You don’t read much about widows in Regency romances, with the focus very much on the unmarried ingenue or her slightly older independent-minded sister, so this book is a refreshing change. Abigail Merriweather is thoroughly disapproved of by London’s high society, since she has the temerity to be a widow who doesn’t know her place, and is always getting into scrapes. Worse, her money comes from trade, courtesy of her conveniently deceased husband. And when her friend helps to introduce Abby to London ways, the most disapproving of all is the friend’s brother, the Earl of Gloucester.

This is a charming and well-written story that had me chuckling. It’s rare to find anyone who can emulate the lightness of touch and romantic tangles of Georgette Heyer, but this author can. There were a few Heyer-esque phrases that didn’t ring quite true – ‘up to the snuff’ and ‘outside of the enough’, which should be ‘up to snuff’ and ‘outside of enough’. But otherwise, I noticed few mistakes.

It’s fairly frivolous and lighthearted, and it’s also very short (and stopped at 88% on my Kindle, the remainder filled with samples of the author’s other books), but if you’re looking for a quick and amusing read in the style of Georgette Heyer, this is one to try. Four stars.


TV review: Pride and Prejudice (1980)

September 15, 2017 Review 0

A lot of reviews praise this version for its fresh feel, but I found it very stilted, and actually disliked it pretty strongly. Elizabeth was flat, Darcy was stiff and arrogant almost all the way through, Mr Bennet was unpleasant, Mrs Bennet was… oh, actually, she was all right. Lady Catherine was good, too, but you have to be pretty ham-fisted to get that wrong, and she was the right age for the mother of an unmarried daughter. And hallelujah for a version which actually does something with Anne de Burgh, and makes her into a sympathetic character. Mr Collins was not funny enough. In fact the whole production largely lost its wit.

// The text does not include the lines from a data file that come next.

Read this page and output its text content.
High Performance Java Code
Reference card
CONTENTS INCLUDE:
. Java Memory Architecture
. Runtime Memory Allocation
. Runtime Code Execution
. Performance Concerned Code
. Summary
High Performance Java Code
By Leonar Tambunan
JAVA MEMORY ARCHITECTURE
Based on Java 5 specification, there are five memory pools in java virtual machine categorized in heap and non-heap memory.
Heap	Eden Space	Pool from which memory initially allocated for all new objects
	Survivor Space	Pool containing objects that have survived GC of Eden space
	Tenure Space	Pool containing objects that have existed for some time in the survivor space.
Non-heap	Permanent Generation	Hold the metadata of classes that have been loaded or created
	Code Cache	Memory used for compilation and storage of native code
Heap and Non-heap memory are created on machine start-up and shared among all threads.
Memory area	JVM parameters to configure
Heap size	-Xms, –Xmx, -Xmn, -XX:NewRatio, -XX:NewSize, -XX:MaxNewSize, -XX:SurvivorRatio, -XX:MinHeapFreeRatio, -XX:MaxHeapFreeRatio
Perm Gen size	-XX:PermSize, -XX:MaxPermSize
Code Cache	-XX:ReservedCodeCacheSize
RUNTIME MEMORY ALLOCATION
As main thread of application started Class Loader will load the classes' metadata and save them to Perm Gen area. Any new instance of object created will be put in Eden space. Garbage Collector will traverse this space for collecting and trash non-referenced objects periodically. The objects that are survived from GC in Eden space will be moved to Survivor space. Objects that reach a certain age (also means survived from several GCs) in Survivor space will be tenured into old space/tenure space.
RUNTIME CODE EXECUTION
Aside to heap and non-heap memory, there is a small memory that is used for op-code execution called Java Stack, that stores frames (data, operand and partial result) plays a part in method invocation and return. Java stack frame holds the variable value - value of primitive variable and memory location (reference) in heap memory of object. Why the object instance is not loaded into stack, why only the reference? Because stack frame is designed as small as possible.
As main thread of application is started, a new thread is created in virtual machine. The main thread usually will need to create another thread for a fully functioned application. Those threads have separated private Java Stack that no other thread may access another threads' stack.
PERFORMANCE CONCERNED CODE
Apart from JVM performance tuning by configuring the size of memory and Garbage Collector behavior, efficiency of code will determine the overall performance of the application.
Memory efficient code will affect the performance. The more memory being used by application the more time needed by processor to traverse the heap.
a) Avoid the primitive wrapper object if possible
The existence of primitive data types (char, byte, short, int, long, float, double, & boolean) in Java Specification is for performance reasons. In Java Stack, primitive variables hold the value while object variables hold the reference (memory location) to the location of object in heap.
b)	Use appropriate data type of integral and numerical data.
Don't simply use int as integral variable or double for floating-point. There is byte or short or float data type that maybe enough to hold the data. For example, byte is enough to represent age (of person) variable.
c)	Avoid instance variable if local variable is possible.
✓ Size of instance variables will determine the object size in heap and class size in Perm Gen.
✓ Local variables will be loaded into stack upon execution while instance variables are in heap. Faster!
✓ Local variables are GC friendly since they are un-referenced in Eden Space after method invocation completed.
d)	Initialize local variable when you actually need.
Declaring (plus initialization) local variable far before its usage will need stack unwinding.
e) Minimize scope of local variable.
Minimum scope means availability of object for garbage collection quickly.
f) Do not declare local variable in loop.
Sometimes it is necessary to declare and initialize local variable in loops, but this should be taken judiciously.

And that was, perhaps, the biggest problem with Elizabeth. In the book she’s lively, irreverent, quick-witted and very, very funny. As portrayed here, there’s nothing funny about her at all. She reads her lines as if she’s struggling with the antiquated language, and then she smiles all the time to lighten the tone. It makes her seem like the sort of sweet, simpering miss that’s the very antithesis of the real Elizabeth!

Darcy had only one facial expression all the way through until the final scene. It was very, very hard to see what any woman would find attractive about him. One scene in particular summarises the way his character is portrayed. After he gives Elizabeth her letter, he is seen walked steadily away from her…and away and away and away… the whole time she reads, he never varies his pace or direction. Yet this is the defining moment in the book for Darcy. He’s proposed and been rejected in the most brutal fashion, and been forced to re-evaluate his conduct and explain himself to her. He is in the process of a major change of character, yet the scene says exactly the opposite, that he remains unswerving in his manner and methods. Completely, utterly wrong.

The camera work is of the era, I suppose, and the costumes the same – almost right, but not quite. And all the men seemed to dress the same, with no distinction of rank. Only Lady Catherine had the properly aristocratic elaborate costume. And I did wonder what happened to the Bennet sisters’ dresses at the end, when they changed style quite abruptly, as if a different designer was called in at the last minute. The script used quite a lot of the author’s original words, even from the narration, but then used them in the wrong place or put them in the mouths of the wrong characters, which had a strangely jarring effect.

A dreadful piece of work, and not recommended at all, except for completists.